COME SE FOSSERO VELENO PER TOPI… COME UN AUTOVELOX PER RESPINGERE I POVERI… ED E’ ANCHE UN ILLECITO IN QUANTO LA REGIONE NON HA ALCUNA COMPETENZA PERCHE’ E’ MATERIA ESSENDO DI COMPETENZA ESCLUSIVA DELLO STATO
Se siete tra quelli che hanno disperatamente sorriso per il muro sul confine del Messico voluto da Trump allora mettetevi comodi, perchè la regione Friuli Venezia Giulia è riuscita a fare di meglio (o di peggio, secondo i punti di vista): l’assessore leghista Pierpaolo Roberti, con delega a Sicurezza e Politiche dell’immigrazione, ha proposte l’installazione di fototrappole (le ha chiamate proprio così, come se fossero veleno per topi) come “soluzione di rapida e semplice attuazione che faciliterebbe in maniera rilevante il lavoro degli agenti di pattuglia sui confini”.

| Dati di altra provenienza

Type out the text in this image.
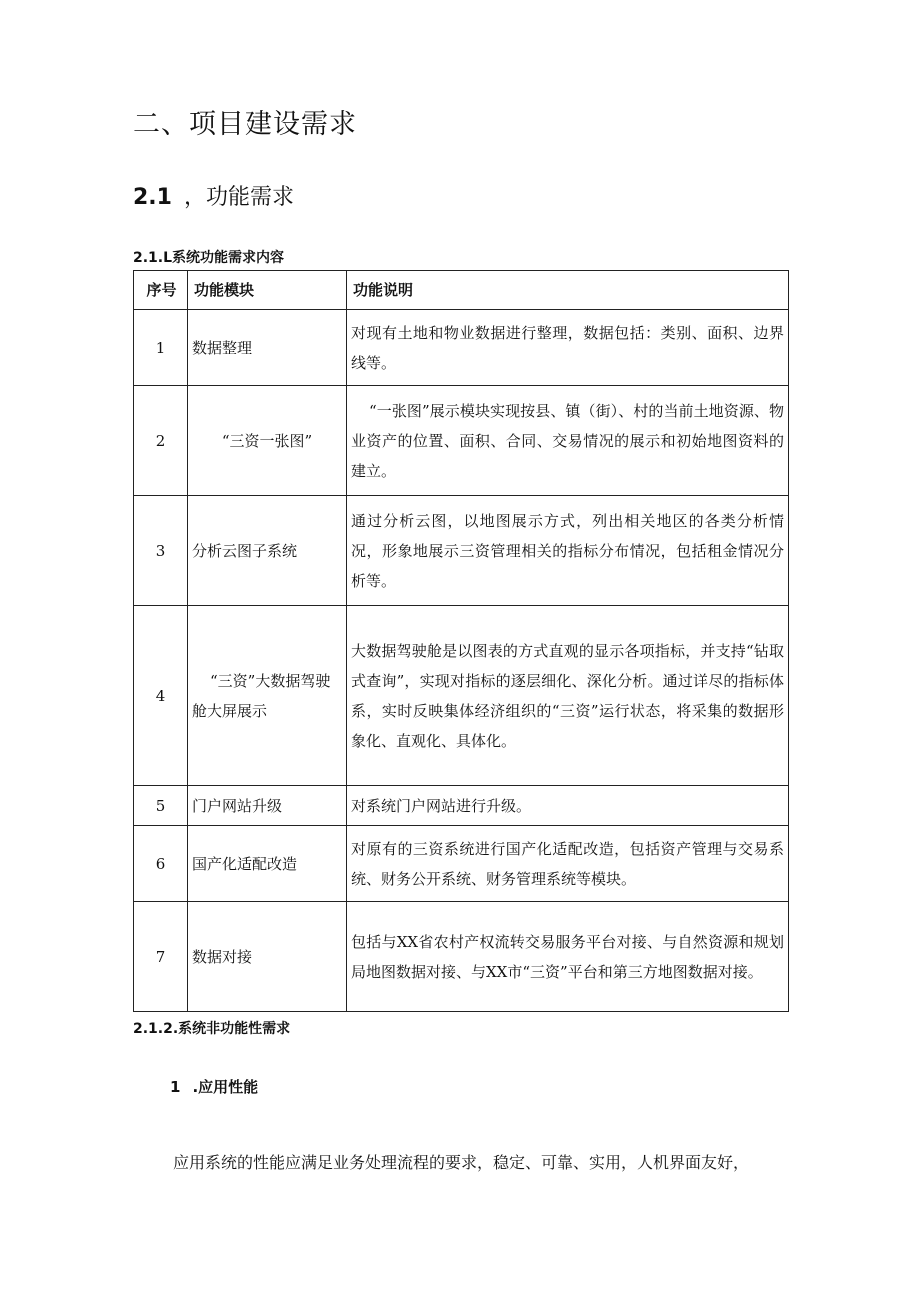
二、项目建设需求
2.1 ，功能需求
2.1.L系统功能需求内容
序号	功能模块	功能说明
1	数据整理	对现有土地和物业数据进行整理，数据包括：类别、面积、边界线等。
2	“三资一张图”	“一张图”展示模块实现按县、镇（街）、村的当前土地资源、物业资产的位置、面积、合同、交易情况的展示和初始地图资料的建立。
3	分析云图子系统	通过分析云图，以地图展示方式，列出相关地区的各类分析情况，形象地展示三资管理相关的指标分布情况，包括租金情况分析等。
4	“三资”大数据驾驶舱大屏展示	大数据驾驶舱是以图表的方式直观的显示各项指标，并支持“钻取式查询”，实现对指标的逐层细化、深化分析。通过详尽的指标体系，实时反映集体经济组织的“三资”运行状态，将采集的数据形象化、直观化、具体化。
5	门户网站升级	对系统门户网站进行升级。
6	国产化适配改造	对原有的三资系统进行国产化适配改造，包括资产管理与交易系统、财务公开系统、财务管理系统等模块。
7	数据对接	包括与XX省农村产权流转交易服务平台对接、与自然资源和规划局地图数据对接、与XX市“三资”平台和第三方地图数据对接。
2.1.2.系统非功能性需求
1 .应用性能
应用系统的性能应满足业务处理流程的要求，稳定、可靠、实用，人机界面友好，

Spiega Roberti che il software delle telecamere potrebbe rilevare le presenza umane e trasmettere i dati alle forze dell’ordine che potrebbero così aumentare il numero di respingimenti verso la Slovenia.
Una sorta di autovelox dedicato agli uomini (più precisamente ai disperati) che nelle idee del governo friulano permetterebbe di risolvere lo stesso problema che l’Italia e l’Europa non sono riuscite a dirimere in tutti questi anni.

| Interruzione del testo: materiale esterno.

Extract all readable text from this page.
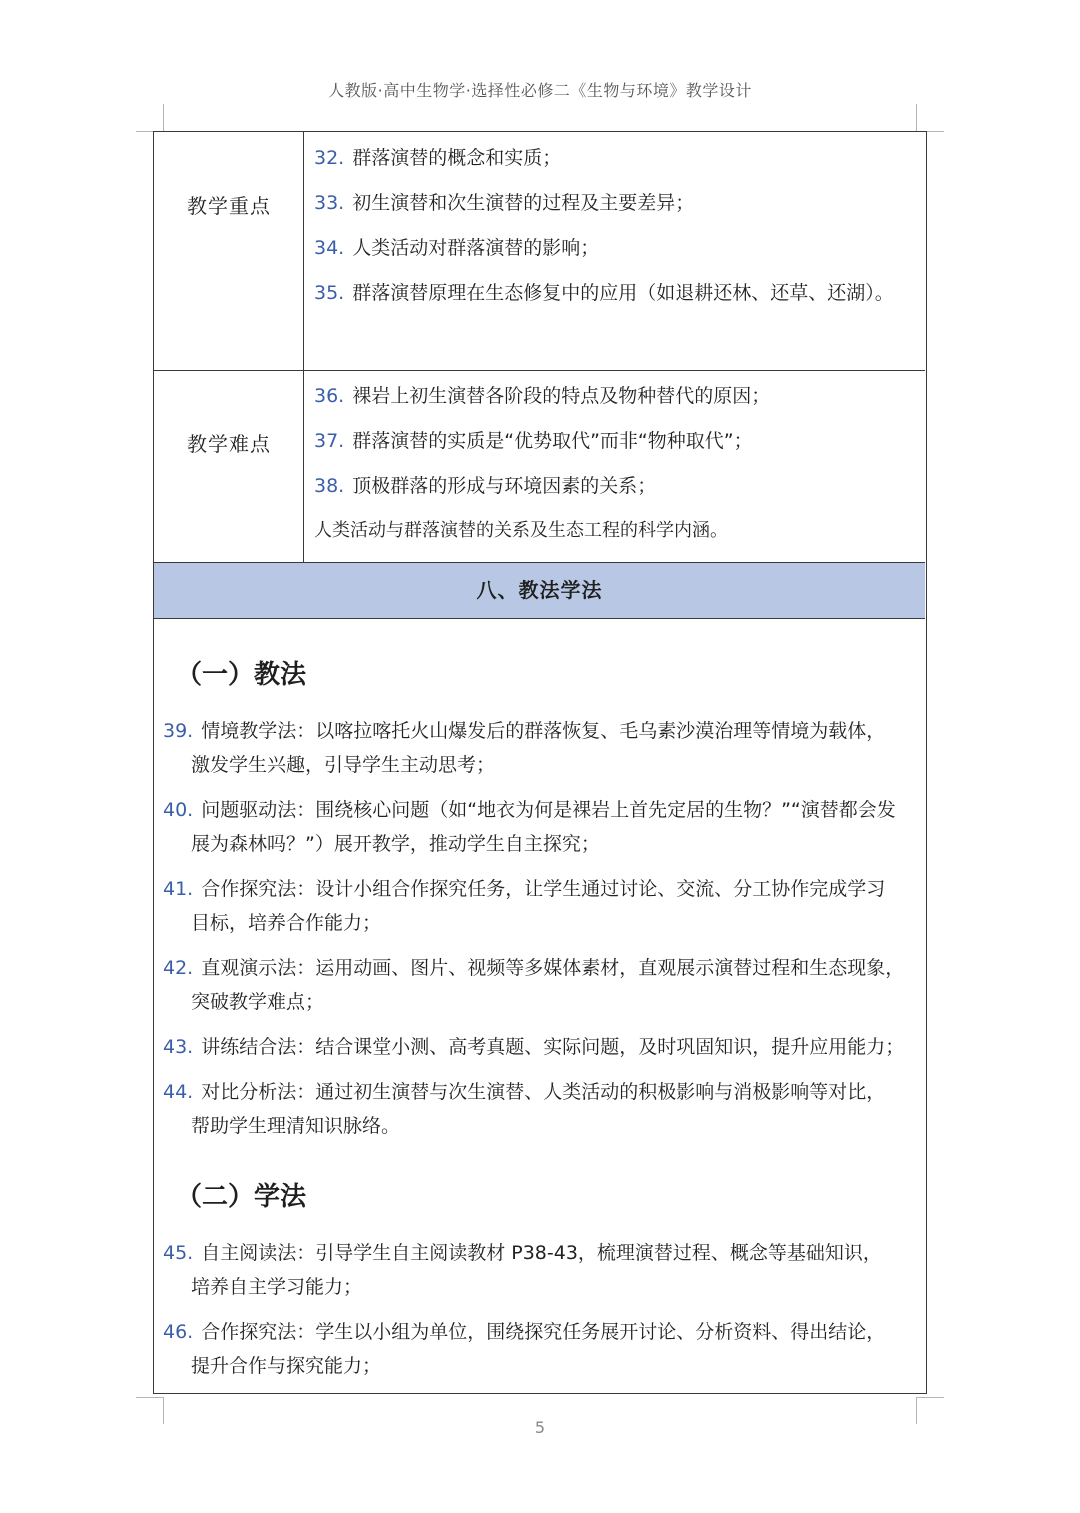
人教版·高中生物学·选择性必修二《生物与环境》教学设计
教学重点
32. 群落演替的概念和实质；
33. 初生演替和次生演替的过程及主要差异；
34. 人类活动对群落演替的影响；
35. 群落演替原理在生态修复中的应用（如退耕还林、还草、还湖）。
教学难点
36. 裸岩上初生演替各阶段的特点及物种替代的原因；
37. 群落演替的实质是“优势取代”而非“物种取代”；
38. 顶极群落的形成与环境因素的关系；
人类活动与群落演替的关系及生态工程的科学内涵。
八、教法学法
（一）教法
39. 情境教学法：以喀拉喀托火山爆发后的群落恢复、毛乌素沙漠治理等情境为载体，
激发学生兴趣，引导学生主动思考；
40. 问题驱动法：围绕核心问题（如“地衣为何是裸岩上首先定居的生物？”“演替都会发
展为森林吗？”）展开教学，推动学生自主探究；
41. 合作探究法：设计小组合作探究任务，让学生通过讨论、交流、分工协作完成学习
目标，培养合作能力；
42. 直观演示法：运用动画、图片、视频等多媒体素材，直观展示演替过程和生态现象，
突破教学难点；
43. 讲练结合法：结合课堂小测、高考真题、实际问题，及时巩固知识，提升应用能力；
44. 对比分析法：通过初生演替与次生演替、人类活动的积极影响与消极影响等对比，
帮助学生理清知识脉络。
（二）学法
45. 自主阅读法：引导学生自主阅读教材 P38-43，梳理演替过程、概念等基础知识，
培养自主学习能力；
46. 合作探究法：学生以小组为单位，围绕探究任务展开讨论、分析资料、得出结论，
提升合作与探究能力；
5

Ciò che conta però è tenere sempre alto il livello di propaganda, anche con progetti irrealizzabili, per sembrare impegnati in una lotta senza quartiere, e l’idea dell’assessore leghista risulta perfetta anche nella disumanizzazione dei migranti (trattati come selvaggina da localizzare) e il tifo trova benzina per infiammarsi.
Non è solo una questione di irrealizzabilità tecnica (servirebbero milioni di telecamere per controllare tutto il territorio, in una nazione in cui mancano i fondi già solo per le Forze dell’Ordine) ma la proposta dell’assessore è anche assolutamente illegittima.

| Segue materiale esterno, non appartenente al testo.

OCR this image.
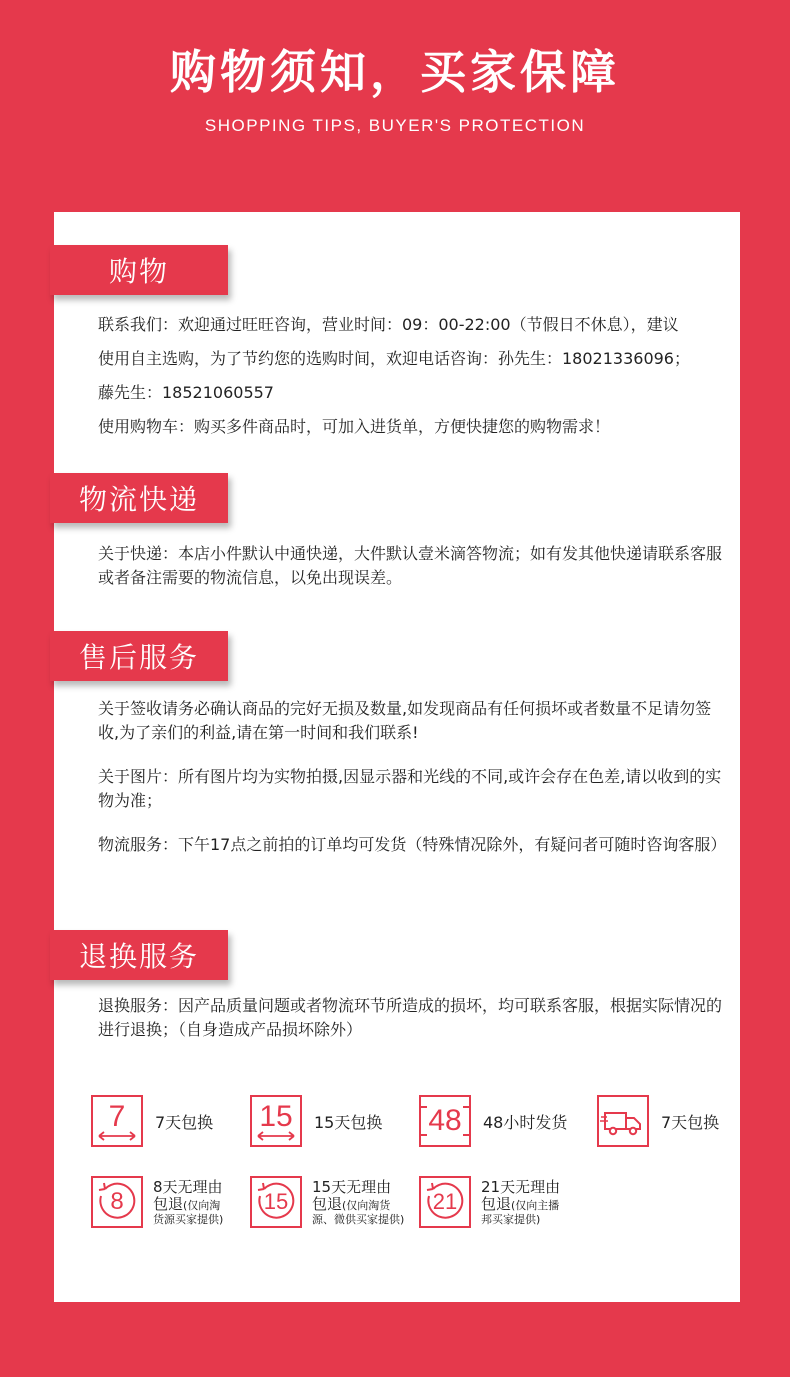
购物须知，买家保障
SHOPPING TIPS, BUYER'S PROTECTION
购物

联系我们：欢迎通过旺旺咨询，营业时间：09：00-22:00（节假日不休息），建议

使用自主选购，为了节约您的选购时间，欢迎电话咨询：孙先生：18021336096；

藤先生：18521060557

使用购物车：购买多件商品时，可加入进货单，方便快捷您的购物需求！

物流快递

关于快递：本店小件默认中通快递，大件默认壹米滴答物流；如有发其他快递请联系客服或者备注需要的物流信息，以免出现误差。

售后服务

关于签收请务必确认商品的完好无损及数量,如发现商品有任何损坏或者数量不足请勿签收,为了亲们的利益,请在第一时间和我们联系!

关于图片：所有图片均为实物拍摄,因显示器和光线的不同,或许会存在色差,请以收到的实物为准；

物流服务：下午17点之前拍的订单均可发货（特殊情况除外，有疑问者可随时咨询客服）

退换服务

退换服务：因产品质量问题或者物流环节所造成的损坏，均可联系客服，根据实际情况的进行退换；（自身造成产品损坏除外）

7	7天包换 15	15天包换 48	48小时发货	7天包换
8
8天无理由
包退(仅向淘
货源买家提供)
15
15天无理由
包退(仅向淘货
源、微供买家提供)
21
21天无理由
包退(仅向主播
邦买家提供)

Come fa notare il Consorzio Italiano di Solidarietà che, assieme alla Caritas, gestisce a Trieste l’accoglienza diffusa degli immigrati richiedenti asilo) “ai sensi del nostro ordinamento costituzionale (artt. 117 e 118 Cost.) la Regione non ha alcuna competenza in materia di controlli di frontiera e regolazione delle dinamiche migratorie trattandosi quest’ultima di una competenza esclusiva dello Stato.
La ripartizione di competenza — continua la nota di Ics — vale ovviamente anche sul piano finanziario: la Regione, con i fondi dei cittadini, non può nè acquistare, ne posizionare, nè gestire neppure indirettamente alcun sistema di rilevazione e controllo lungo la linea confinaria”.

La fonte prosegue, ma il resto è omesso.